Can we create a list of blocking Platform/Debug interfaces ?
Comment 4 Eugene Tarassov CLA 2013-12-06 12:35:02 EST
(In reply to Martin Oberhuber from comment #3)
> (In reply to Eugene Tarassov from comment #2)
> > Not sure what you mean. When the agent is suspended, no service can receive
> > or process anything.
> 
> The idea was that in many cases we would know upfront, before the agent is
> going to be suspended. In such a case we could tell the agent "please flush
> your event queue, mark all outstanding requests as CANCELED and don't accept
> any new requests".

Client can just close communication channel, it does exactly that: marks all requests as CANCELED and don't accept any new requests.

> 
> Something similar could perhaps be done in a value-add in case the agent is
> already suspended.
> 
> > I suggest to investigate and decide about blocking Platform/Debug interfaces
> > on case by case basis. I don't believe a generic, one-size-fits-all solution
> > exists.
> 
> Can we create a list of blocking Platform/Debug interfaces ?

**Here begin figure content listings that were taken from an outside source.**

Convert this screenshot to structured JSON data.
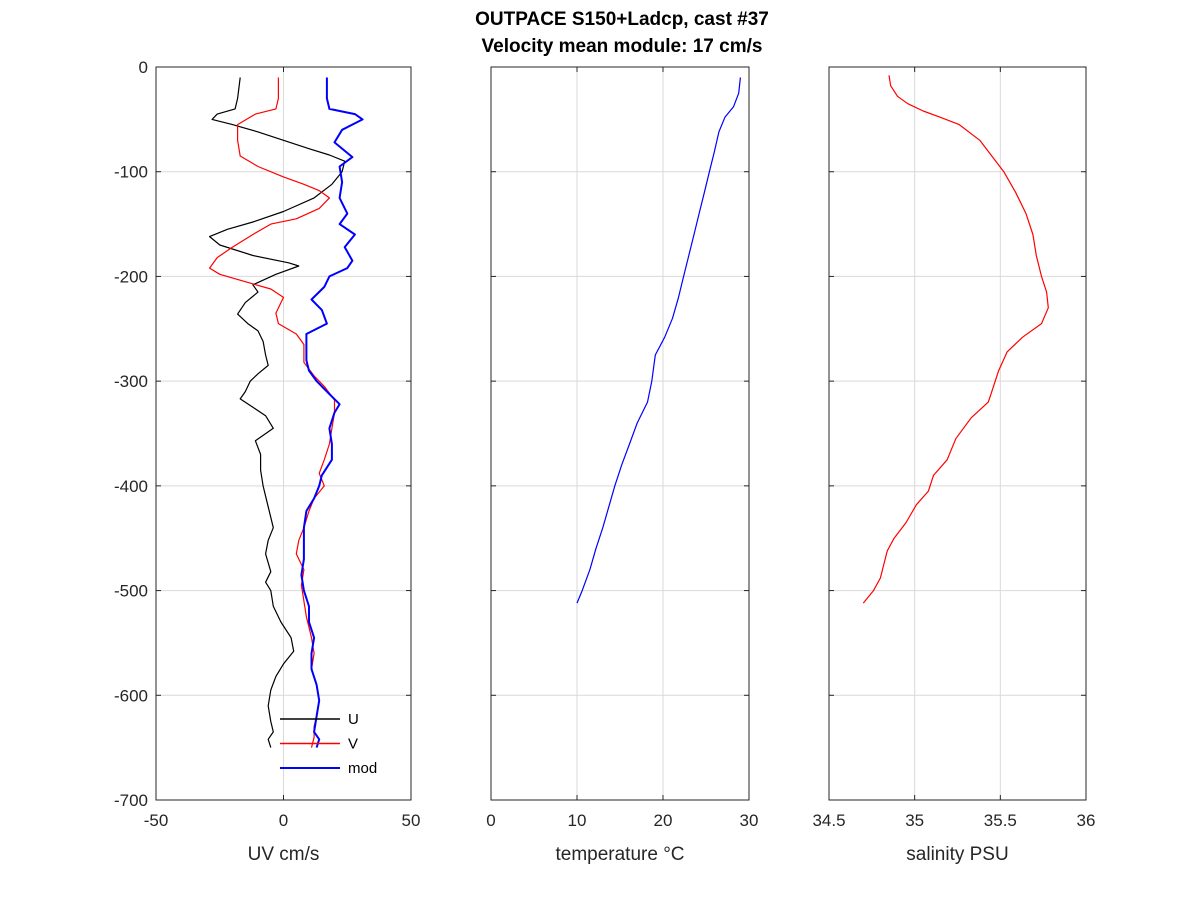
{
  "chart_data": {
    "title_lines": [
      "OUTPACE S150+Ladcp, cast #37",
      "Velocity mean module:  17 cm/s"
    ],
    "panels": [
      {
        "type": "line",
        "xlabel": "UV cm/s",
        "ylabel": "",
        "xlim": [
          -50,
          50
        ],
        "ylim": [
          -700,
          0
        ],
        "xticks": [
          -50,
          0,
          50
        ],
        "yticks": [
          0,
          -100,
          -200,
          -300,
          -400,
          -500,
          -600,
          -700
        ],
        "grid": true,
        "legend": {
          "placement": "bottom-center",
          "entries": [
            "U",
            "V",
            "mod"
          ]
        },
        "series": [
          {
            "name": "U",
            "color": "#000000",
            "points": [
              [
                -17,
                -10
              ],
              [
                -18,
                -30
              ],
              [
                -19,
                -40
              ],
              [
                -26,
                -45
              ],
              [
                -28,
                -50
              ],
              [
                -20,
                -55
              ],
              [
                -10,
                -62
              ],
              [
                0,
                -70
              ],
              [
                10,
                -78
              ],
              [
                18,
                -84
              ],
              [
                24,
                -90
              ],
              [
                23,
                -100
              ],
              [
                19,
                -112
              ],
              [
                12,
                -125
              ],
              [
                0,
                -138
              ],
              [
                -12,
                -148
              ],
              [
                -22,
                -155
              ],
              [
                -29,
                -162
              ],
              [
                -25,
                -170
              ],
              [
                -12,
                -180
              ],
              [
                2,
                -187
              ],
              [
                6,
                -190
              ],
              [
                -3,
                -198
              ],
              [
                -12,
                -208
              ],
              [
                -10,
                -215
              ],
              [
                -15,
                -225
              ],
              [
                -18,
                -236
              ],
              [
                -14,
                -245
              ],
              [
                -10,
                -252
              ],
              [
                -8,
                -262
              ],
              [
                -7,
                -275
              ],
              [
                -6,
                -285
              ],
              [
                -10,
                -293
              ],
              [
                -13,
                -300
              ],
              [
                -15,
                -310
              ],
              [
                -17,
                -317
              ],
              [
                -12,
                -325
              ],
              [
                -7,
                -333
              ],
              [
                -4,
                -345
              ],
              [
                -11,
                -357
              ],
              [
                -9,
                -370
              ],
              [
                -9,
                -385
              ],
              [
                -8,
                -400
              ],
              [
                -6,
                -420
              ],
              [
                -4,
                -440
              ],
              [
                -6,
                -452
              ],
              [
                -7,
                -465
              ],
              [
                -5,
                -482
              ],
              [
                -7,
                -492
              ],
              [
                -5,
                -500
              ],
              [
                -4,
                -515
              ],
              [
                -1,
                -530
              ],
              [
                3,
                -545
              ],
              [
                4,
                -558
              ],
              [
                0,
                -570
              ],
              [
                -3,
                -582
              ],
              [
                -5,
                -595
              ],
              [
                -6,
                -610
              ],
              [
                -5,
                -625
              ],
              [
                -4,
                -635
              ],
              [
                -6,
                -642
              ],
              [
                -5,
                -650
              ]
            ]
          },
          {
            "name": "V",
            "color": "#ff0000",
            "points": [
              [
                -2,
                -10
              ],
              [
                -2,
                -30
              ],
              [
                -3,
                -40
              ],
              [
                -11,
                -45
              ],
              [
                -18,
                -55
              ],
              [
                -18,
                -70
              ],
              [
                -17,
                -85
              ],
              [
                -10,
                -95
              ],
              [
                0,
                -105
              ],
              [
                8,
                -112
              ],
              [
                14,
                -118
              ],
              [
                18,
                -125
              ],
              [
                14,
                -135
              ],
              [
                5,
                -145
              ],
              [
                -5,
                -150
              ],
              [
                -12,
                -160
              ],
              [
                -20,
                -172
              ],
              [
                -26,
                -182
              ],
              [
                -29,
                -192
              ],
              [
                -25,
                -198
              ],
              [
                -15,
                -205
              ],
              [
                -5,
                -212
              ],
              [
                0,
                -220
              ],
              [
                -3,
                -235
              ],
              [
                -2,
                -245
              ],
              [
                5,
                -255
              ],
              [
                8,
                -265
              ],
              [
                8,
                -282
              ],
              [
                12,
                -295
              ],
              [
                16,
                -305
              ],
              [
                20,
                -318
              ],
              [
                20,
                -330
              ],
              [
                19,
                -345
              ],
              [
                18,
                -360
              ],
              [
                16,
                -375
              ],
              [
                14,
                -388
              ],
              [
                16,
                -400
              ],
              [
                12,
                -412
              ],
              [
                10,
                -424
              ],
              [
                8,
                -440
              ],
              [
                6,
                -452
              ],
              [
                5,
                -465
              ],
              [
                8,
                -480
              ],
              [
                7,
                -495
              ],
              [
                8,
                -510
              ],
              [
                9,
                -525
              ],
              [
                11,
                -545
              ],
              [
                12,
                -560
              ],
              [
                11,
                -575
              ],
              [
                13,
                -590
              ],
              [
                14,
                -605
              ],
              [
                13,
                -620
              ],
              [
                12,
                -630
              ],
              [
                12,
                -640
              ],
              [
                11,
                -650
              ]
            ]
          },
          {
            "name": "mod",
            "color": "#0000ff",
            "points": [
              [
                17,
                -10
              ],
              [
                17,
                -30
              ],
              [
                18,
                -40
              ],
              [
                28,
                -45
              ],
              [
                31,
                -50
              ],
              [
                23,
                -60
              ],
              [
                20,
                -72
              ],
              [
                27,
                -86
              ],
              [
                22,
                -95
              ],
              [
                23,
                -110
              ],
              [
                22,
                -125
              ],
              [
                25,
                -140
              ],
              [
                22,
                -150
              ],
              [
                28,
                -160
              ],
              [
                24,
                -172
              ],
              [
                27,
                -185
              ],
              [
                25,
                -192
              ],
              [
                18,
                -200
              ],
              [
                16,
                -210
              ],
              [
                11,
                -222
              ],
              [
                15,
                -232
              ],
              [
                17,
                -245
              ],
              [
                9,
                -255
              ],
              [
                9,
                -265
              ],
              [
                9,
                -280
              ],
              [
                10,
                -290
              ],
              [
                13,
                -300
              ],
              [
                17,
                -310
              ],
              [
                22,
                -322
              ],
              [
                20,
                -330
              ],
              [
                18,
                -345
              ],
              [
                19,
                -360
              ],
              [
                19,
                -375
              ],
              [
                15,
                -390
              ],
              [
                14,
                -400
              ],
              [
                12,
                -412
              ],
              [
                9,
                -424
              ],
              [
                8,
                -440
              ],
              [
                8,
                -455
              ],
              [
                8,
                -470
              ],
              [
                7,
                -485
              ],
              [
                8,
                -500
              ],
              [
                10,
                -515
              ],
              [
                10,
                -530
              ],
              [
                12,
                -545
              ],
              [
                11,
                -560
              ],
              [
                11,
                -575
              ],
              [
                13,
                -590
              ],
              [
                14,
                -605
              ],
              [
                13,
                -620
              ],
              [
                12,
                -635
              ],
              [
                14,
                -642
              ],
              [
                13,
                -650
              ]
            ]
          }
        ]
      },
      {
        "type": "line",
        "xlabel": "temperature °C",
        "ylabel": "",
        "xlim": [
          0,
          30
        ],
        "ylim": [
          -700,
          0
        ],
        "xticks": [
          0,
          10,
          20,
          30
        ],
        "yticks": [
          0,
          -100,
          -200,
          -300,
          -400,
          -500,
          -600,
          -700
        ],
        "grid": true,
        "series": [
          {
            "name": "",
            "color": "#0000ff",
            "points": [
              [
                29,
                -10
              ],
              [
                28.8,
                -25
              ],
              [
                28.2,
                -38
              ],
              [
                27.2,
                -48
              ],
              [
                26.5,
                -62
              ],
              [
                26,
                -80
              ],
              [
                25.4,
                -100
              ],
              [
                24.8,
                -120
              ],
              [
                24.2,
                -140
              ],
              [
                23.6,
                -160
              ],
              [
                23,
                -180
              ],
              [
                22.4,
                -200
              ],
              [
                21.8,
                -220
              ],
              [
                21.1,
                -240
              ],
              [
                20.2,
                -258
              ],
              [
                19.1,
                -275
              ],
              [
                18.7,
                -300
              ],
              [
                18.2,
                -320
              ],
              [
                17,
                -340
              ],
              [
                16.1,
                -360
              ],
              [
                15.2,
                -380
              ],
              [
                14.4,
                -400
              ],
              [
                13.7,
                -420
              ],
              [
                13,
                -440
              ],
              [
                12.2,
                -460
              ],
              [
                11.5,
                -480
              ],
              [
                10.6,
                -500
              ],
              [
                10,
                -512
              ]
            ]
          }
        ]
      },
      {
        "type": "line",
        "xlabel": "salinity PSU",
        "ylabel": "",
        "xlim": [
          34.5,
          36
        ],
        "ylim": [
          -700,
          0
        ],
        "xticks": [
          34.5,
          35,
          35.5,
          36
        ],
        "yticks": [
          0,
          -100,
          -200,
          -300,
          -400,
          -500,
          -600,
          -700
        ],
        "grid": true,
        "series": [
          {
            "name": "",
            "color": "#ff0000",
            "points": [
              [
                34.85,
                -8
              ],
              [
                34.86,
                -18
              ],
              [
                34.9,
                -28
              ],
              [
                34.96,
                -35
              ],
              [
                35.05,
                -42
              ],
              [
                35.15,
                -48
              ],
              [
                35.26,
                -55
              ],
              [
                35.38,
                -70
              ],
              [
                35.45,
                -85
              ],
              [
                35.52,
                -100
              ],
              [
                35.59,
                -120
              ],
              [
                35.65,
                -140
              ],
              [
                35.69,
                -160
              ],
              [
                35.71,
                -180
              ],
              [
                35.74,
                -200
              ],
              [
                35.77,
                -215
              ],
              [
                35.78,
                -230
              ],
              [
                35.74,
                -245
              ],
              [
                35.63,
                -258
              ],
              [
                35.54,
                -272
              ],
              [
                35.49,
                -290
              ],
              [
                35.45,
                -310
              ],
              [
                35.43,
                -320
              ],
              [
                35.33,
                -335
              ],
              [
                35.24,
                -355
              ],
              [
                35.19,
                -375
              ],
              [
                35.11,
                -390
              ],
              [
                35.08,
                -405
              ],
              [
                35.01,
                -418
              ],
              [
                34.95,
                -435
              ],
              [
                34.88,
                -450
              ],
              [
                34.84,
                -462
              ],
              [
                34.82,
                -475
              ],
              [
                34.8,
                -488
              ],
              [
                34.76,
                -500
              ],
              [
                34.7,
                -512
              ]
            ]
          }
        ]
      }
    ]
  }
}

There are 150 synchronization points in the TCF code where a calling thread has to wait for TCF dispatch thread because of synchronous interface. In most cases Eclipse calls into the code using a Job, which is OK, but in some cases calling thread is UI thread. It is impossible to tell all cases of UI thread used for such calls. Eclipse threading is not documented, and it changes from version to version. I see only one option: investigate each case of UI lock-up and fix it one at a time.